In Doggett v. U.S. (1992) 505 U.S. 647, the United States Supreme Court examined the cognizable categories of prejudice that could result to the defendant:
We have observed in prior cases that unreasonable delay between formal accusation and trial threatens to produce more than one sort of harm, including… “the possibility that the [accused’s] defense will be impaired” by dimming memories and loss of exculpatory evidence. . .. Of these forms of prejudice, “the most serious is the last, because the inability of a defendant adequately to prepare his case skews the fairness of the entire system.”
As our Supreme Court explained in Jones v.
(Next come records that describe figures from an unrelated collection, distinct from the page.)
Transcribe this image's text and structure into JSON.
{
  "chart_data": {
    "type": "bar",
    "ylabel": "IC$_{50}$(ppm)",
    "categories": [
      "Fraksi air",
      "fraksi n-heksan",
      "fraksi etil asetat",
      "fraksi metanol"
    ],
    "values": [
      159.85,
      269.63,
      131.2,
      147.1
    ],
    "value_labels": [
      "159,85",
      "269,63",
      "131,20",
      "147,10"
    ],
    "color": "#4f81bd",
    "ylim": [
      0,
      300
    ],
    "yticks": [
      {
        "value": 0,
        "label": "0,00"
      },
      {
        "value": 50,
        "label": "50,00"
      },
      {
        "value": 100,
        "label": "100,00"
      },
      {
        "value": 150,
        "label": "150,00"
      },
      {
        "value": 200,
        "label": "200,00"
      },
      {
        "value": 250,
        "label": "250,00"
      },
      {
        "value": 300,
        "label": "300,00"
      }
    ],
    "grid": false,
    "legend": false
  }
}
Superior Court (1970) 3 Cal. 3rd 734, 740:
Petitioner was clearly prejudiced. The most obvious prejudicial effect of the long pre-arrest delay was to seriously impair his ability to recall and to secure evidence of his activities at the time of the events in question. Delaying the arrest of the accused may hinder his ability to recall or reconstruct his whereabouts at the time the alleged offense occur.
In misdemeanor cases, prejudice must be presumed for delay more than a year and dismissal is required without any further showing (Serna v. Superior Court (1985) 40 Cal. 3rd 239, 252; see also Stabio v. Superior Court (1994) 21 Cal. App. 4th 1488).
EVEN MINIMAL PREJUDICE MUST BE BALANCED AGAINST THE JUSTIFICATION FOR THE DELAY
Even if the prejudice to the Defendant appears to be minimal, the court must conduct a hearing to balance the prejudice against the justification for the delay. (Garcia v. Superior Court (1984) 163 Cal. App. 3rd 148 (1984); Ibarra v. Municipal Court (1984) 162 Cal. App. 3rd 853).
In the instant case, there appears to be no reason for the extended delay. The Prosecution simply did not take actions to move the matter forward.